W drugim tomie trylogii pt.: „Swallow” wiele się wyjaśniło, więc kończąc ją pół roku temu, z niecierpliwością oczekiwałam trzeciej, ostatniej części. Zżerała mnie ciekawość, co jeszcze może spotkać bohaterów, tym bardziej, że „Nadzieja matką głupich” zakończyła się niepokojąco. Finałowy tom tej trylogii nosi tytuł „Nadzieja na lepsze jutro” i został oprawiony w piękną żółtobrązową okładkę z motywem nawiązującym do poprzednich tomów.
Zgodnie z prośbą wyrażoną przez autorkę na pierwszej stronie tej powieści, nie zamierzam zdradzać fabuły. Pozostawiam satysfakcję z odkrywania jej kolejnych epizodów każdemu, kto sięgnie po tę serię i chciałby ją poznać od początku, czyli od tomu „Nadzieja umiera ostatnia". Jednak ostrzegam, że czytanie „Swallow” to jak wejście do kolejki bez możliwości zahamowania. Sięgając po poszczególne tomy, trzeba przygotować się na emocjonalną bombę i dynamiczną, barwną, niesamowitą, pełną zwrotów jazdę bez trzymanki. Do tego dochodzi poczucie zagrożenia, wrażenie, że za chwilę coś się stanie i to utrzymuje się niemal do końca.
Zdradzę jedynie tyle, że najbardziej zawiodły mnie dziewczyny, czyli Haelyn i Minnie, które unosząc się dumą i brakiem zrozumienia, tryskały gniewem, wrzały, pokazały, że przyjaźń dla nich ma pewne warunki istnienia. Po prostu nie zdały egzaminu, w przeciwieństwie do Riona, który też czuł się urażony, ale potrafił być ponad swoje egoistyczne ambicje. Ujął mnie swoją postawą i dosłownie rozczulił mówiąc: „Jesteś moim przyjacielem i nie zostawię cię z tym samego”.
Dziewczyny zbyt wyolbrzymiały to, co się stało. Natomiast Jamesa było mi ogromnie żal, bo nie zasłużył sobie na takie traktowanie i doskonale rozumiałam jego postawę i decyzje. Do tzw. „białej gorączki” doprowadzała mnie Minnie. Ona straciła w moich oczach najbardziej, zachowując się jak małe dziecko, zamiast po prostu szczerze porozmawiać.
Wniosek: męska przyjaźń potrafi przetrwać największą burzę, natomiast damsko-męska już nie w każdym przypadku, a prawdziwą miłość, opartą na solidnych fundamentach, nic nie jest w stanie zburzyć.

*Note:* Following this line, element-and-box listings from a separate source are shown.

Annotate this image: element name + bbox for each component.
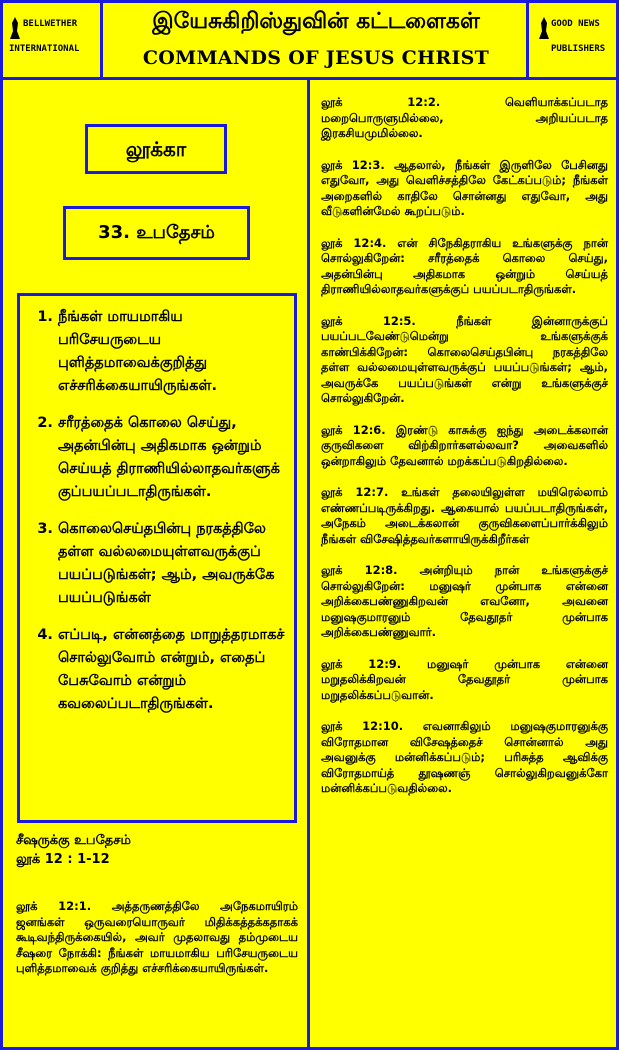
verse-paragraph: லூக் 12:7. உங்கள் தலையிலுள்ள மயிரெல்லாம் எண்ணப்படிருக்கிறது. ஆகையால் பயப்படாதிருங்கள், அநேகம் அடைக்கலான் குருவிகளைப்பார்க்கிலும் நீங்கள் விசேஷித்தவர்களாயிருக்கிறீர்கள் <box>321 485 608 546</box>
bell-icon <box>10 17 20 39</box>
column-divider <box>307 80 310 1047</box>
verse-paragraph: லூக் 12:3. ஆதலால், நீங்கள் இருளிலே பேசினது எதுவோ, அது வெளிச்சத்திலே கேட்கப்படும்; நீங்கள் அறைகளில் காதிலே சொன்னது எதுவோ, அது வீடுகளின்மேல் கூறப்படும். <box>321 157 608 218</box>
verse-paragraph: லூக் 12:5. நீங்கள் இன்னாருக்குப் பயப்படவேண்டுமென்று உங்களுக்குக் காண்பிக்கிறேன்: கொலைசெய்தபின்பு நரகத்திலே தள்ள வல்லமையுள்ளவருக்குப் பயப்படுங்கள்; ஆம், அவருக்கே பயப்படுங்கள் என்று உங்களுக்குச் சொல்லுகிறேன். <box>321 313 608 405</box>
verse-paragraph: லூக் 12:2. வெளியாக்கப்படாத மறைபொருளுமில்லை, அறியப்படாத இரகசியமுமில்லை. <box>321 95 608 140</box>
section-heading-title: சீஷருக்கு உபதேசம் <box>16 833 131 848</box>
book-title: லூக்கா <box>85 124 227 174</box>
command-item: 3. கொலைசெய்தபின்பு நரகத்திலே தள்ள வல்லமையுள்ளவருக்குப் பயப்படுங்கள்; ஆம், அவருக்கே பயப்படுங்கள் <box>58 518 286 610</box>
good-news-logo <box>526 3 616 77</box>
commands-list <box>20 296 294 716</box>
verse-paragraph: லூக் 12:1. அத்தருணத்திலே அநேகமாயிரம் ஜனங்கள் ஒருவரையொருவர் மிதிக்கத்தக்கதாகக் கூடிவந்திருக்கையில், அவர் முதலாவது தம்முடைய சீஷரை நோக்கி: நீங்கள் மாயமாகிய பரிசேயருடைய புளித்தமாவைக் குறித்து எச்சரிக்கையாயிருங்கள். <box>16 899 298 975</box>
bellwether-line1: BELLWETHER <box>23 19 78 29</box>
section-heading <box>16 831 298 869</box>
verse-paragraph: லூக் 12:10. எவனாகிலும் மனுஷகுமாரனுக்கு விரோதமான விசேஷத்தைச் சொன்னால் அது அவனுக்கு மன்னிக்கப்படும்; பரிசுத்த ஆவிக்கு விரோதமாய்த் தூஷணஞ் சொல்லுகிறவனுக்கோ மன்னிக்கப்படுவதில்லை. <box>321 719 608 795</box>
sermon-title: 33. உபதேசம் <box>63 206 250 260</box>
verse-paragraph: லூக் 12:8. அன்றியும் நான் உங்களுக்குச் சொல்லுகிறேன்: மனுஷர் முன்பாக என்னை அறிக்கைபண்ணுகிறவன் எவனோ, அவனை மனுஷகுமாரனும் தேவதூதர் முன்பாக அறிக்கைபண்ணுவார். <box>321 563 608 639</box>
commands-box <box>17 293 297 823</box>
figure-icon <box>539 17 549 39</box>
section-heading-reference: லூக் 12 : 1-12 <box>16 852 110 867</box>
verse-paragraph: லூக் 12:6. இரண்டு காசுக்கு ஐந்து அடைக்கலான் குருவிகளை விற்கிறார்களல்லவா? அவைகளில் ஒன்றாகிலும் தேவனால் மறக்கப்படுகிறதில்லை. <box>321 422 608 468</box>
bellwether-logo <box>3 3 103 77</box>
verse-paragraph: லூக் 12:9. மனுஷர் முன்பாக என்னை மறுதலிக்கிறவன் தேவதூதர் முன்பாக மறுதலிக்கப்படுவான். <box>321 656 608 702</box>
command-item: 4. எப்படி, என்னத்தை மாறுத்தரமாகச் சொல்லுவோம் என்றும், எதைப் பேசுவோம் என்றும் கவலைப்படாதிருங்கள். <box>58 624 286 716</box>
verse-paragraph: லூக் 12:4. என் சிநேகிதராகிய உங்களுக்கு நான் சொல்லுகிறேன்: சரீரத்தைக் கொலை செய்து, அதன்பின்பு அதிகமாக ஒன்றும் செய்யத் திராணியில்லாதவர்களுக்குப் பயப்படாதிருங்கள். <box>321 235 608 296</box>
command-item: 2. சரீரத்தைக் கொலை செய்து, அதன்பின்பு அதிகமாக ஒன்றும் செய்யத் திராணியில்லாதவர்களுக் குப்பயப்படாதிருங்கள். <box>58 412 286 504</box>
command-item: 1. நீங்கள் மாயமாகிய பரிசேயருடைய புளித்தமாவைக்குறித்து எச்சரிக்கையாயிருங்கள். <box>58 306 286 398</box>
good-news-line2: PUBLISHERS <box>551 44 606 54</box>
verses-column <box>321 95 608 813</box>
good-news-line1: GOOD NEWS <box>551 19 600 29</box>
title-tamil: இயேசுகிறிஸ்துவின் கட்டளைகள் <box>152 9 480 34</box>
title-english: COMMANDS OF JESUS CHRIST <box>142 47 490 69</box>
header <box>3 3 616 80</box>
bellwether-line2: INTERNATIONAL <box>9 44 80 54</box>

Niewątpliwie przeszłam z bohaterami fascynującą drogę pełną zwrotów akcji, wypełnionych wieloma niebezpiecznymi sytuacjami, pełnych emocji i napięć. Kończąc tę część serii „Swallow” zostałam zaskoczona rozwojem losów bohaterów, których jest w niej kilkoro. Nie jest tajemnicą, że poza Haelyn i Rionem śledzimy też relację Jamesa i Miley nazywaną przez przyjaciół Minnie. To ta czwórka wiedzie prym w całej trylogii i z każdą częścią poznajemy ich coraz lepiej.
„Dałaś mi nadzieję, Jaskółko. Stałaś się moją nadzieją. Dzięki tobie przetrwałem najgorszy okres w moim życiu, a teraz również dzięki tobie przeżywam najlepszy.”
Jestem pełna uznania dla umiejętności pani Aleksandry Muraszki, która umiejętnie połączyła wszystkie wątki, doprowadzając całość do logicznego, pasjonującego końca. Do tego ma szczególny dar ujmowania w słowa wszelkich emocji, reakcji na jakaś sytuację, wgłębiania się w psychikę, oddając to wszystko w bardzo sugestywny sposób, więc nie ma problemów z ich przeżywaniem razem z bohaterami. To ogromna trylogia, razem licząca sobie 1339 stron samego tekstu, w tym trzeci tom jest najobszerniejszy, bo liczy sobie aż 749 stron! I to naprawdę robi wrażenie! Być może dałoby się ją odchudzić, gdyby nie nadmiar szczegółów i czasami powtarzanie tych samych dialogów. Naprzemienna narracja została poprowadzona tak, że każdy z bohaterów przedstawia nam swoją wersję tych samych wydarzeń, więc są jeszcze raz te same rozmowy i sytuacje, ale z innej perspektywy.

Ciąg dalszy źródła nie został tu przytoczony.